In 2017, the 23-year-old righty was formidable, finishing the regular season with a 2.98 ERA and 1.04 WHIP, while also striking out 230 hitters in 193.1 innings. With those numbers to his name, Severino made his first All Star Game appearance and placed third in AL Cy Young award voting, trailing only the winner Corey Kluber and runner-up Chris Sale — two bona fide craftsmen.
But even if Severino retains his recently discovered prowess this upcoming season, he’s not opposed to the Yankees adding another high-end arm to the starting rotation. In this case, that arm would be free agent Yu Darvish.
“I wish. We need somebody like that,” Severino told NorthJersey.com’s Pete Caldera on Thursday from his home in the Dominican Republic. “Yu Darvish is a great pitcher.”
Although Severino’s first true taste of the Postseason wasn’t memorable, he and his teammates still clawed their way through October, and ultimately fell one win shy of a World Series appearance against the Los Angeles Dodgers.
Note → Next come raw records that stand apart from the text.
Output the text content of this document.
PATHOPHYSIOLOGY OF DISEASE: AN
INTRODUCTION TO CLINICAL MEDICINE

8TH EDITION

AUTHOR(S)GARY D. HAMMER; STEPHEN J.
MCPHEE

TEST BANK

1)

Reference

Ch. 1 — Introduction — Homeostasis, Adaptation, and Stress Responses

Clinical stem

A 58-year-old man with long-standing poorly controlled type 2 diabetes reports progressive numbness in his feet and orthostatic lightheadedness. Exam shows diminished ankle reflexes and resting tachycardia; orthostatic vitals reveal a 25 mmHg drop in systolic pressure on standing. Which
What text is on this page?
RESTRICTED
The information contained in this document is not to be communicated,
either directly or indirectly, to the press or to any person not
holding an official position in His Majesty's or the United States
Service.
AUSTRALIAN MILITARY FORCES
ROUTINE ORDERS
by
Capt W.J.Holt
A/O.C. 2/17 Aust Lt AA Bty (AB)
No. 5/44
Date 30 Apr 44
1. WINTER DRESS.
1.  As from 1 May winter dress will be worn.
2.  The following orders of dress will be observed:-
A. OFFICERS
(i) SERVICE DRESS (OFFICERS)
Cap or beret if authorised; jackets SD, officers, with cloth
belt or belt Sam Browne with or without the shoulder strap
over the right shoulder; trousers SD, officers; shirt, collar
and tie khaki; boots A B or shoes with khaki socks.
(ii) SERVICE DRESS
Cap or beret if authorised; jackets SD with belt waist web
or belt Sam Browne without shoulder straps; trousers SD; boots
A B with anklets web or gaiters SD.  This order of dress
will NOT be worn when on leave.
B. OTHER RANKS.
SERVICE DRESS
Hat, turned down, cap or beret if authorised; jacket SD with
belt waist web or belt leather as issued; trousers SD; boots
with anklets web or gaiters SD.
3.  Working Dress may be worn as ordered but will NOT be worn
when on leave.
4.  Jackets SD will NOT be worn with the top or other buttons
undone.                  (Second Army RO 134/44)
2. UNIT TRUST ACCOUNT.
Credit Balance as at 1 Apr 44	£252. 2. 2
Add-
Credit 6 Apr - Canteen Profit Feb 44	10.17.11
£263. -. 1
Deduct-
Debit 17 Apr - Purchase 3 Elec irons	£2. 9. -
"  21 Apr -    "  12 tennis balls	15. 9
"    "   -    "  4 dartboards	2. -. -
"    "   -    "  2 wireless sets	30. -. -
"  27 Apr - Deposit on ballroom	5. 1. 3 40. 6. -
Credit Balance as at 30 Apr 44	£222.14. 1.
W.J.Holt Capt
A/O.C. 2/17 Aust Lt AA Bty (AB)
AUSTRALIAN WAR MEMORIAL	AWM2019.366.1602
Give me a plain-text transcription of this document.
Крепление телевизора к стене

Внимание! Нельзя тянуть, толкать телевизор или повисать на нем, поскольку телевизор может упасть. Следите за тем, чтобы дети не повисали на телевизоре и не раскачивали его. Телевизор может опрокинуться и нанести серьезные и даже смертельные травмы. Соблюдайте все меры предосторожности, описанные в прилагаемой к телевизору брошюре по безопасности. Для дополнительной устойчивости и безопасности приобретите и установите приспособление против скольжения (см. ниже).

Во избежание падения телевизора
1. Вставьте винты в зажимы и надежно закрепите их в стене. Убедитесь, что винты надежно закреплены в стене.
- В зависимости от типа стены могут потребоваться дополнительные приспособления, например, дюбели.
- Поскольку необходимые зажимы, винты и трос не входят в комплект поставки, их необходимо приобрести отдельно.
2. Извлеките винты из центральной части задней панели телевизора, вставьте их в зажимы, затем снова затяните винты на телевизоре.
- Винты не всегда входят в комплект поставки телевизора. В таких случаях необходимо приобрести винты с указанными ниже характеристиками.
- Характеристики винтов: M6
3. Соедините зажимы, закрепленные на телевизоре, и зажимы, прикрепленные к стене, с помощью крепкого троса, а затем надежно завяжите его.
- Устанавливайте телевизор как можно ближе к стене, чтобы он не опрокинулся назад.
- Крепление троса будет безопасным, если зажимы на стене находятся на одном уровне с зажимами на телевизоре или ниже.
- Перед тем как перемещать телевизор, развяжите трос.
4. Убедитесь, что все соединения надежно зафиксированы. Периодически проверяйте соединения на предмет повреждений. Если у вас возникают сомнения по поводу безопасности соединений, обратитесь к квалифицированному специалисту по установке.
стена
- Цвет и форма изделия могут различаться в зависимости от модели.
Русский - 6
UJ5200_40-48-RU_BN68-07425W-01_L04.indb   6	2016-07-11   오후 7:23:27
A month after the Houston Astros won the world championship, Yankees’ general manager Brian Cashman made the biggest splash of the offseason thus far, trading for the reigning National League MVP in Giancarlo Stanton.
That blockbuster deal — which made New York favorites to win the next Fall Classic in select Vegas sports books — has left Severino eager to make the next leap forward, according to Caldera.
“I already feel that motivation,’’ Severino said. “I think everybody on the team does. They know we have a chance to go to the World Series.’’
Severino has reportedly been throwing on flat ground for a month, and he believes his work-in-progress changeup and mechanics have improved with the assistance from Hall-of-Fame pitcher Pedro Martinez. But Severino also realizes that his struggles in October were due to unsettled nerves, and that his mentality on the mound needs minor adjustments.
“I was too high maybe, too much adrenaline,’’ Severino said. “After that, I learned to calm myself and to throw that game like I was in a regular season game.’’
On Feb. 13 — a week before Severino turns 24 — the Yankees’ pitchers and catchers will report to the team’s spring training facility in Tampa, Fla.